Wilson gained initial fame as a member of the R&B vocal group Billy Ward and His Dominoes. He went solo in 1957 and scored over 50 chart singles spanning the genres of R&B, pop, soul, doo-wop and easy listening, including 16 R&B Top 10 hits, in which six R&B of the repertoire ranked as number ones. On the Billboard Hot 100, Wilson scored 14 top 20 pop hits, six of which reached the top 10.
Wilson was posthumously inducted to the Rock and Roll Hall of Fame in 1987. He is also inducted into the National Rhythm & Blues Hall of Fame. Two of Wilson’s recordings were inducted into the Grammy Hall of Fame in 1999. He was honored with the Rhythm and Blues Foundation‘s Legacy Tribute Award in 2003. In 2004, Rolling Stone magazine ranked Jackie Wilson No. 69 on its list of the 100 Greatest Artists of All Time, and number 26 as one of the greatest singers of all time.

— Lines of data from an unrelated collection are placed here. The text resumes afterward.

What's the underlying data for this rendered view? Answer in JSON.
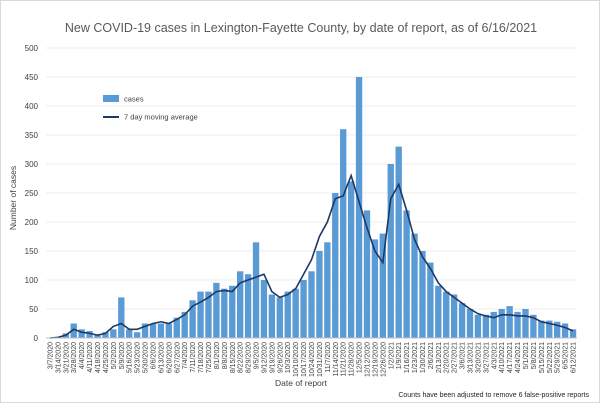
{
  "chart_data": {
    "type": "bar",
    "title": "New COVID-19 cases in Lexington-Fayette County, by date of report, as of 6/16/2021",
    "xlabel": "Date of report",
    "ylabel": "Number of cases",
    "ylim": [
      0,
      500
    ],
    "y_ticks": [
      "0",
      "50",
      "100",
      "150",
      "200",
      "250",
      "300",
      "350",
      "400",
      "450",
      "500"
    ],
    "x_tick_labels": [
      "3/7/2020",
      "3/14/2020",
      "3/21/2020",
      "3/28/2020",
      "4/4/2020",
      "4/11/2020",
      "4/18/2020",
      "4/25/2020",
      "5/2/2020",
      "5/9/2020",
      "5/16/2020",
      "5/23/2020",
      "5/30/2020",
      "6/6/2020",
      "6/13/2020",
      "6/20/2020",
      "6/27/2020",
      "7/4/2020",
      "7/11/2020",
      "7/18/2020",
      "7/25/2020",
      "8/1/2020",
      "8/8/2020",
      "8/15/2020",
      "8/22/2020",
      "8/29/2020",
      "9/5/2020",
      "9/12/2020",
      "9/19/2020",
      "9/26/2020",
      "10/3/2020",
      "10/10/2020",
      "10/17/2020",
      "10/24/2020",
      "10/31/2020",
      "11/7/2020",
      "11/14/2020",
      "11/21/2020",
      "11/28/2020",
      "12/5/2020",
      "12/12/2020",
      "12/19/2020",
      "12/26/2020",
      "1/2/2021",
      "1/9/2021",
      "1/16/2021",
      "1/23/2021",
      "1/30/2021",
      "2/6/2021",
      "2/13/2021",
      "2/20/2021",
      "2/27/2021",
      "3/6/2021",
      "3/13/2021",
      "3/20/2021",
      "3/27/2021",
      "4/3/2021",
      "4/10/2021",
      "4/17/2021",
      "4/24/2021",
      "5/1/2021",
      "5/8/2021",
      "5/15/2021",
      "5/22/2021",
      "5/29/2021",
      "6/5/2021",
      "6/12/2021"
    ],
    "legend": {
      "placement": "upper-left",
      "entries": [
        "cases",
        "7 day moving average"
      ]
    },
    "series": [
      {
        "name": "cases",
        "kind": "bar",
        "color": "#5b9bd5",
        "x": [
          "3/7/2020",
          "3/14/2020",
          "3/21/2020",
          "3/28/2020",
          "4/4/2020",
          "4/11/2020",
          "4/18/2020",
          "4/25/2020",
          "5/2/2020",
          "5/9/2020",
          "5/16/2020",
          "5/23/2020",
          "5/30/2020",
          "6/6/2020",
          "6/13/2020",
          "6/20/2020",
          "6/27/2020",
          "7/4/2020",
          "7/11/2020",
          "7/18/2020",
          "7/25/2020",
          "8/1/2020",
          "8/8/2020",
          "8/15/2020",
          "8/22/2020",
          "8/29/2020",
          "9/5/2020",
          "9/12/2020",
          "9/19/2020",
          "9/26/2020",
          "10/3/2020",
          "10/10/2020",
          "10/17/2020",
          "10/24/2020",
          "10/31/2020",
          "11/7/2020",
          "11/14/2020",
          "11/21/2020",
          "11/28/2020",
          "12/5/2020",
          "12/12/2020",
          "12/19/2020",
          "12/26/2020",
          "1/2/2021",
          "1/9/2021",
          "1/16/2021",
          "1/23/2021",
          "1/30/2021",
          "2/6/2021",
          "2/13/2021",
          "2/20/2021",
          "2/27/2021",
          "3/6/2021",
          "3/13/2021",
          "3/20/2021",
          "3/27/2021",
          "4/3/2021",
          "4/10/2021",
          "4/17/2021",
          "4/24/2021",
          "5/1/2021",
          "5/8/2021",
          "5/15/2021",
          "5/22/2021",
          "5/29/2021",
          "6/5/2021",
          "6/12/2021"
        ],
        "values": [
          0,
          2,
          8,
          25,
          15,
          12,
          5,
          10,
          15,
          70,
          15,
          10,
          25,
          25,
          25,
          25,
          35,
          45,
          65,
          80,
          80,
          95,
          85,
          90,
          115,
          110,
          165,
          100,
          75,
          70,
          80,
          85,
          100,
          115,
          150,
          165,
          250,
          360,
          270,
          450,
          220,
          170,
          180,
          300,
          330,
          220,
          180,
          150,
          130,
          90,
          80,
          75,
          60,
          50,
          40,
          40,
          45,
          50,
          55,
          45,
          50,
          40,
          30,
          30,
          28,
          25,
          15
        ]
      },
      {
        "name": "7 day moving average",
        "kind": "line",
        "color": "#1f3864",
        "x": [
          "3/7/2020",
          "3/14/2020",
          "3/21/2020",
          "3/28/2020",
          "4/4/2020",
          "4/11/2020",
          "4/18/2020",
          "4/25/2020",
          "5/2/2020",
          "5/9/2020",
          "5/16/2020",
          "5/23/2020",
          "5/30/2020",
          "6/6/2020",
          "6/13/2020",
          "6/20/2020",
          "6/27/2020",
          "7/4/2020",
          "7/11/2020",
          "7/18/2020",
          "7/25/2020",
          "8/1/2020",
          "8/8/2020",
          "8/15/2020",
          "8/22/2020",
          "8/29/2020",
          "9/5/2020",
          "9/12/2020",
          "9/19/2020",
          "9/26/2020",
          "10/3/2020",
          "10/10/2020",
          "10/17/2020",
          "10/24/2020",
          "10/31/2020",
          "11/7/2020",
          "11/14/2020",
          "11/21/2020",
          "11/28/2020",
          "12/5/2020",
          "12/12/2020",
          "12/19/2020",
          "12/26/2020",
          "1/2/2021",
          "1/9/2021",
          "1/16/2021",
          "1/23/2021",
          "1/30/2021",
          "2/6/2021",
          "2/13/2021",
          "2/20/2021",
          "2/27/2021",
          "3/6/2021",
          "3/13/2021",
          "3/20/2021",
          "3/27/2021",
          "4/3/2021",
          "4/10/2021",
          "4/17/2021",
          "4/24/2021",
          "5/1/2021",
          "5/8/2021",
          "5/15/2021",
          "5/22/2021",
          "5/29/2021",
          "6/5/2021",
          "6/12/2021"
        ],
        "values": [
          0,
          1,
          5,
          15,
          10,
          8,
          5,
          8,
          20,
          25,
          15,
          15,
          20,
          25,
          28,
          25,
          32,
          40,
          55,
          62,
          70,
          80,
          82,
          80,
          95,
          100,
          105,
          110,
          80,
          70,
          75,
          85,
          110,
          135,
          175,
          200,
          240,
          245,
          280,
          235,
          190,
          150,
          130,
          240,
          265,
          220,
          170,
          140,
          120,
          95,
          80,
          70,
          60,
          50,
          42,
          38,
          35,
          40,
          40,
          38,
          38,
          35,
          28,
          25,
          22,
          18,
          12
        ]
      }
    ],
    "annotations": [
      "Counts have been adjusted to remove 6 false-positive reports"
    ]
  }
}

Jack Leroy Wilson Jr. was born on June 9, 1934, in Highland Park, Michigan, as the third and only surviving child of singer-songwriter Jack Leroy Wilson, Sr. (1903–1983) and Eliza Mae Wilson (1900–1975). Eliza Mae was born on the Billups-Whitfield Place in Lowndes County, Mississippi. Eliza Mae’s parents were Tom and Virginia Ransom. Wilson often visited his family in Columbusand was greatly influenced by the choir at Billups Chapel. Growing up in the suburban Detroit enclave of Highland Park, Wilson joined a gang called the Shakers and often got himself in trouble. Wilson’s alcoholic father was frequently absent and usually unemployed. In 1943, his parents separated shortly after Jackie’s ninth birthday.